Shares of Bank of Baroda (BoB) jumped more than 5 percent on BSE in the morning trade on November 11 even after some brokerages cut the stock’s target price after the state-owned lender released its quarterly scorecard.
The public sector lender on November 8 said its July-September quarter profit jumped 73.2 percent year-on-year to Rs 736.7 crore despite a sharp increase in provisions.
The growth was driven by other income, net interest income (NII) and pre-provision operating profit (PPoP).
Results are not comparable year-on-year due to the merger of Vijaya Bank and Dena Bank with BoB. Hence the sequential growth in profit was 3.8 percent and NII grew by 8 percent, with 19bps expansion in net interest margin at 2.81 percent QoQ.
Citi has a buy recommendation on Bank of Baroda, with a target price of Rs 115. The global financial firm said BoB's asset quality challenges still persisted and were a binding constraint. Progress on merger integration and NPA resolutions were the key factors, Citi said.
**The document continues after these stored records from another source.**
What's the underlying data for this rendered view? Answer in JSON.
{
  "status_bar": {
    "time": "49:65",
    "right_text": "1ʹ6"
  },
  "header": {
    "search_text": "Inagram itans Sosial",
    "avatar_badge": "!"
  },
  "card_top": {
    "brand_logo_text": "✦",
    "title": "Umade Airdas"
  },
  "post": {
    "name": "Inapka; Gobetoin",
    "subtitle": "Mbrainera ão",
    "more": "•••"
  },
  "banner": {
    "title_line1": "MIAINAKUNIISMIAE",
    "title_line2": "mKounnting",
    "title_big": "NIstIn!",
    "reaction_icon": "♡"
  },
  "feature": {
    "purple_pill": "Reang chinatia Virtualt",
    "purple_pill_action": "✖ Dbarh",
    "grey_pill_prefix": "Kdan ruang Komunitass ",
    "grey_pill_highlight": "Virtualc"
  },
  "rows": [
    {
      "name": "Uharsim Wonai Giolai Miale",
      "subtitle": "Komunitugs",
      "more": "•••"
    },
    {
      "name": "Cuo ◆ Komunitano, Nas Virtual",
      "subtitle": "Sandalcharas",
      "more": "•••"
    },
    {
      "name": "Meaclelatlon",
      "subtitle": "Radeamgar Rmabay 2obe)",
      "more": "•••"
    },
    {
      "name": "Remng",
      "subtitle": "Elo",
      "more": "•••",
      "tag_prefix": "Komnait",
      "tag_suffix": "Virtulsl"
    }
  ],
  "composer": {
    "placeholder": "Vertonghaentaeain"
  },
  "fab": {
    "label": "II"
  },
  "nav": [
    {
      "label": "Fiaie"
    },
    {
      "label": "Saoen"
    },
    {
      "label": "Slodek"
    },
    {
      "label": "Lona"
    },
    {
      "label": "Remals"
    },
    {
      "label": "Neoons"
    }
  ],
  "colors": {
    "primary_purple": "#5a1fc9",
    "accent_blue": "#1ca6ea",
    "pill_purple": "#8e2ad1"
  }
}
Credit Suisse maintained a neutral call but cut the target price to Rs 105 from Rs 115.
The foreign brokerage has cut 2020-21 earnings per share (EPS) estimates by 21-30 percent on dilution and higher credit costs.
Kotak Institutional Equities maintained an add rating on the stock but cut the target price to Rs 105 from Rs 135 and said that high provisions dented an otherwise better-than-expected performance.
"Valuations are inexpensive but the merger process is getting along slowly. Risk-reward is still favourable at the current levels to maintain our positive view," said Kotak Institutional Equities.
Shares of Bank of Baroda were trading 2.88 percent up at Rs 96.50 on BSE at 0955 hours.